On the Marine Corps side of the street, First Sergeant (Ret.) Bill Holodnak marched with fellow service members and a Corps brass band at the heart of the Toys for Tots contingent. “It’s a great event for Toys for Tots and for raising hundreds of thousands of dollars” for the cause, he said. The band’s performance, he added, was meant to help “support poor and rural communities in the world.”
The Marine Corps’ work continues a tradition that began in 1947 when Marine reservists in Los Angeles collected 5,000 toys after Major Bill Hendricks’ wife, Diane, encouraged him to create an organization that could help children in need.
“Toys for Tots and the Marine Corps are tied together. The Marine Corps supports Toys for Tots. Marines go out and raise money and donate toys to underprivileged children,” Holodnak explained. Asked how his group prepares for an event watched by millions, he smiled and gestured toward his uniformed colleagues in their trademark white peaked caps.

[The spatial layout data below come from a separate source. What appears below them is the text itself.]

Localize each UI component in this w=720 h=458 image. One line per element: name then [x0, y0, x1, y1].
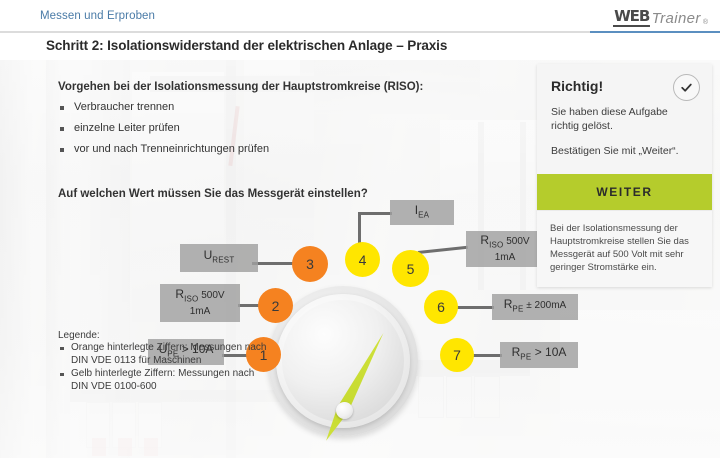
dial-marker-3-label: 3 — [306, 256, 314, 272]
legend-item-line1: Orange hinterlegte Ziffern: Messungen na… — [71, 342, 267, 353]
dial-label-6-rest: ± 200mA — [524, 300, 567, 311]
legend-item: Gelb hinterlegte Ziffern: Messungen nach… — [58, 368, 267, 393]
legend-title: Legende: — [58, 330, 267, 341]
header-divider-accent — [590, 31, 720, 33]
feedback-paragraph-2: Bestätigen Sie mit „Weiter“. — [551, 144, 698, 158]
dial-label-2-main: R — [175, 287, 184, 301]
feedback-panel: Richtig! Sie haben diese Aufgabe richtig… — [537, 64, 712, 287]
measuring-dial-diagram: 1 2 3 4 5 6 7 UPE > 10A RISO 500V 1mA UR… — [0, 60, 545, 458]
dial-marker-7-label: 7 — [453, 347, 461, 363]
dial-label-3-sub: REST — [212, 256, 234, 265]
dial-label-5-rest: 500V — [503, 236, 529, 247]
dial-label-2-line2: 1mA — [190, 305, 211, 318]
logo-web-text: WEB — [613, 9, 650, 27]
dial-label-5: RISO 500V 1mA — [466, 231, 544, 267]
dial-label-7: RPE > 10A — [500, 342, 578, 368]
connector-line-5 — [418, 246, 468, 254]
feedback-explanation: Bei der Isolationsmessung der Hauptstrom… — [537, 210, 712, 287]
connector-line-7 — [472, 354, 502, 357]
dial-label-6-sub: PE — [512, 305, 523, 314]
page-title: Schritt 2: Isolationswiderstand der elek… — [46, 38, 447, 53]
legend-list: Orange hinterlegte Ziffern: Messungen na… — [58, 342, 267, 393]
legend-item-line2: DIN VDE 0100-600 — [71, 381, 157, 392]
dial-label-5-main: R — [480, 233, 489, 247]
dial-marker-7[interactable]: 7 — [440, 338, 474, 372]
feedback-paragraph-1: Sie haben diese Aufgabe richtig gelöst. — [551, 105, 698, 133]
feedback-panel-body: Richtig! Sie haben diese Aufgabe richtig… — [537, 64, 712, 174]
logo-trainer-text: Trainer — [652, 11, 701, 27]
dial-label-2-sub: ISO — [184, 294, 198, 303]
dial-marker-6[interactable]: 6 — [424, 290, 458, 324]
dial-label-5-sub: ISO — [489, 240, 503, 249]
dial-label-2-rest: 500V — [198, 290, 224, 301]
dial-label-3: UREST — [180, 244, 258, 272]
dial-label-4: IEA — [390, 200, 454, 225]
dial-marker-5[interactable]: 5 — [392, 250, 429, 287]
dial-label-4-sub: EA — [418, 210, 429, 219]
elearning-slide: Messen und Erproben WEB Trainer ® Schrit… — [0, 0, 720, 458]
connector-line-4-horizontal — [358, 212, 392, 215]
logo-registered-icon: ® — [703, 18, 708, 27]
app-header: Messen und Erproben WEB Trainer ® — [0, 0, 720, 32]
dial-marker-4-label: 4 — [359, 252, 367, 268]
weiter-button[interactable]: WEITER — [537, 174, 712, 210]
dial-center-hub — [336, 402, 353, 419]
dial-marker-2[interactable]: 2 — [258, 288, 293, 323]
dial-marker-4[interactable]: 4 — [345, 242, 380, 277]
feedback-explanation-text: Bei der Isolationsmessung der Hauptstrom… — [550, 222, 699, 274]
check-icon — [673, 74, 700, 101]
dial-label-7-rest: > 10A — [531, 345, 566, 359]
legend-item-line1: Gelb hinterlegte Ziffern: Messungen nach — [71, 368, 254, 379]
dial-label-7-sub: PE — [520, 353, 531, 362]
legend-item: Orange hinterlegte Ziffern: Messungen na… — [58, 342, 267, 367]
dial-label-7-main: R — [512, 345, 521, 359]
dial-label-5-line2: 1mA — [495, 251, 516, 264]
dial-label-3-main: U — [204, 248, 213, 262]
dial-marker-6-label: 6 — [437, 299, 445, 315]
dial-marker-3[interactable]: 3 — [292, 246, 328, 282]
dial-marker-5-label: 5 — [407, 261, 415, 277]
dial-label-6: RPE ± 200mA — [492, 294, 578, 320]
connector-line-6 — [456, 306, 494, 309]
dial-label-2: RISO 500V 1mA — [160, 284, 240, 322]
webtrainer-logo: WEB Trainer ® — [613, 7, 708, 27]
dial-marker-2-label: 2 — [272, 298, 280, 314]
legend-item-line2: DIN VDE 0113 für Maschinen — [71, 355, 201, 366]
breadcrumb[interactable]: Messen und Erproben — [40, 10, 155, 22]
legend: Legende: Orange hinterlegte Ziffern: Mes… — [58, 330, 267, 394]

“Marines are Marines 24 hours a day,” he said. “Marines participate by staying in shape, leading in the front, and having moral courage to do the right thing.” The moment that gave him chills, he added, was “probably seeing all the support and donations come in” for those who need it most.
Presiding over the entire spectacle from the front of the procession was Grand Marshal Luke Wilson, the Emmy-winning actor known for films ranging from Legally Blonde to The Royal Tenenbaums. “I’m honored to serve as the Grand Marshal of this year’s Hollywood Christmas Parade—joining an esteemed list of Hollywood legends—and excited to support Marine Toys for Tots to bring joy to children in need this holiday season,” Wilson said in a statement.
Actor and producer Anthony Anderson, recognized as the Parade’s Humanitarian of the Year for longstanding philanthropic work through his foundation, framed the honor in similar terms. “I am so thankful to be acknowledged for my charity work by such a respected establishment in the Hollywood community,” he said.
Around the parade’s leaders marched bands from California, Indiana and Florida; a Bolivian dance group and a Panamanian float in brilliant traditional costumes; Korean American youth performers; cheer squads; bicycles lit up like rolling constellations; and Star Wars fan organizations turning out more than 180 costumed characters and a fleet of custom-themed vehicles. Together, they turned a single city street into a map of overlapping cultures, each allowed its moment in the spotlight.
For those who couldn’t make it, the night will reappear on screens soon enough: The 93rd Hollywood Christmas Parade was taped for a national primetime telecast on The CW Network scheduled for December 12, and will also air on the American Forces Network and via streaming on the Popstar! app, extending Hollywood Boulevard’s holiday moment to households across the country and to US service members abroad.
But for the people who stood pressed against the barricades as Santa’s float finally came into view, the broadcast will likely serve as only a reminder. What they are bound to remember is something closer to what Cesar Millan described: the simple joy of being alive in a city that, for at least one night, felt unexpectedly unified, even close-knit. Or what Shannon Easter articulated as the choice to make memories together even when the wider world feels uncertain.
Nearly a century after Santa first rode down a rebranded Santa Claus Lane, that may be the parade’s quietest accomplishment: Year after year, it gives Angelenos a chance to prove Sheriff Luna right—that when people gather, the instinct toward peace and generosity still outweighs the rest.
And as long as children keep craning their necks toward a pirate balloon, a singing cricket, or a jolly man in a red suit, the Hollywood Christmas Parade seems poised to keep returning each Thanksgiving weekend, inviting the city to come back out into the street and choose joy once again.